The quick ding of the box I was in led to a right, a left, another left, and finally his room. The beige door creaked quietly as my hand pressured it to open. I swear I've memorized this room, because it burns in the back of my mind every second I'm awake and it makes appearances in my dreams as well. The horrid blue curtains, the dull brown walls, and the bright white bedsheets covering the boy on the bed.

I sunk into the musty green chair beside the bed as my chest heaved with silent sobs and tears washed my cheeks. It smelled like sickness in this room, and I hated it. I hated the hopeless waiting for him to wake up. My hand grasped his motionless one, the hand without the IV tube, and squeezed it three times to try and convey the one message I wanted to tell him so badly.

_"I Love You."_

I tried to muffle my crying with my other hand when he didn't respond. I didn't know why I held out hope that he would. It's been months, the doctors said it was highly unlikely he ever would wake up. I should know this, I've read the statistics, but I refused to believe that he would be another statistic because he never has been and he won't start now.

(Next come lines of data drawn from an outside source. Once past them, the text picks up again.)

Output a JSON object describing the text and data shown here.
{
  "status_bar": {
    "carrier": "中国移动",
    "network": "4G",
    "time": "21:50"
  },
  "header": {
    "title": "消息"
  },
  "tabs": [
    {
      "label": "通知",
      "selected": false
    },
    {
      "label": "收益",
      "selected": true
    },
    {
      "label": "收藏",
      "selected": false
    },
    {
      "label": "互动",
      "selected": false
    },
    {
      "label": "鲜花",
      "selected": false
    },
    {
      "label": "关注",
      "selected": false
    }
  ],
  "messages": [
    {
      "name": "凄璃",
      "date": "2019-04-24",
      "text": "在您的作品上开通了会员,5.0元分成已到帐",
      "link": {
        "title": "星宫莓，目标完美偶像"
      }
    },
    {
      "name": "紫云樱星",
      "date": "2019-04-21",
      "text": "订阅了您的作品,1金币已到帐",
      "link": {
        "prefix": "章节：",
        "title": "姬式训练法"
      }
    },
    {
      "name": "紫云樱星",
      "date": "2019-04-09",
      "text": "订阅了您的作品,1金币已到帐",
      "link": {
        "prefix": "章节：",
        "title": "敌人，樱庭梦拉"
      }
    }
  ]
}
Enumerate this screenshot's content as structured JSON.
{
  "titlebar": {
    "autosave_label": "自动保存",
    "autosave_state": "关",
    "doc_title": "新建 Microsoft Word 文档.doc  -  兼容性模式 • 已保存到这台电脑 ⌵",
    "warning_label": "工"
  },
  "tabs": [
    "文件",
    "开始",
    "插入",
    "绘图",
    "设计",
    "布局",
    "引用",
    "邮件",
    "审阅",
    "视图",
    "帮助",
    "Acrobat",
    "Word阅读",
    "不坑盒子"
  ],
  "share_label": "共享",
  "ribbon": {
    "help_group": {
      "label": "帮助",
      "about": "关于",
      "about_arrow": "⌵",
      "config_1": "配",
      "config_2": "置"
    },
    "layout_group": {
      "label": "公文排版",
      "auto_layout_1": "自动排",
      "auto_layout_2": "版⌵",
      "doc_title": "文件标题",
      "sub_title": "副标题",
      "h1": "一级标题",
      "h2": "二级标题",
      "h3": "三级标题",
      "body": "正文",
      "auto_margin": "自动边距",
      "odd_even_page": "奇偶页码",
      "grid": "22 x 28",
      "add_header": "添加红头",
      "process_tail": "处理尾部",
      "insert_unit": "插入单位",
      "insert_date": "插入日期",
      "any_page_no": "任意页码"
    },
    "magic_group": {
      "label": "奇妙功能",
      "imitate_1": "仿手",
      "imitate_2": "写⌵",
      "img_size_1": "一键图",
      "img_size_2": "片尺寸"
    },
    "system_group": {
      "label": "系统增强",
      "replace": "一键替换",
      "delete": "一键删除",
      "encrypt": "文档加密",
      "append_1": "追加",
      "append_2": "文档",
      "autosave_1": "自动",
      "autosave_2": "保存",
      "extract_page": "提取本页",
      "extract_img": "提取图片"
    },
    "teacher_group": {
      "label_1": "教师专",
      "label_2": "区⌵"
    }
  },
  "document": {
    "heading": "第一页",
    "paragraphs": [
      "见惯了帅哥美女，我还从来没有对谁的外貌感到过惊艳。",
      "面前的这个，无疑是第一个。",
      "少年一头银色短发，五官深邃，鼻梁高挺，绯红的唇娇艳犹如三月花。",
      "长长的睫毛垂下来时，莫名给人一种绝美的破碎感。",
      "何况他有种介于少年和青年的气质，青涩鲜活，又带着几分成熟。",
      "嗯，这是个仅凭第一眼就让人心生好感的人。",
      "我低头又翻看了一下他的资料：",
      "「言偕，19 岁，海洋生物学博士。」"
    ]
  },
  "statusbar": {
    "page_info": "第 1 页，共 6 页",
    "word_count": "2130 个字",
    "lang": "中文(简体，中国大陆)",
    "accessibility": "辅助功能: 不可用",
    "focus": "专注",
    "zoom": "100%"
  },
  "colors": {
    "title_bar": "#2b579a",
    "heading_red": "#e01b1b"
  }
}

My hand that was covering my mouth slowly moved across the bed, across the tubes to gently caress his beautiful face. Suddenly I felt a muscle jump under my fingers and I froze, unable to move. I wondered if it was my pulse as salty droplets swam down my cheeks, but for a completely different reason than before. It took me several tries to get my voice to work, and when it did it was raspy and shaky from crying.

"Toby?"

And then I felt three gentle, weak squeezes.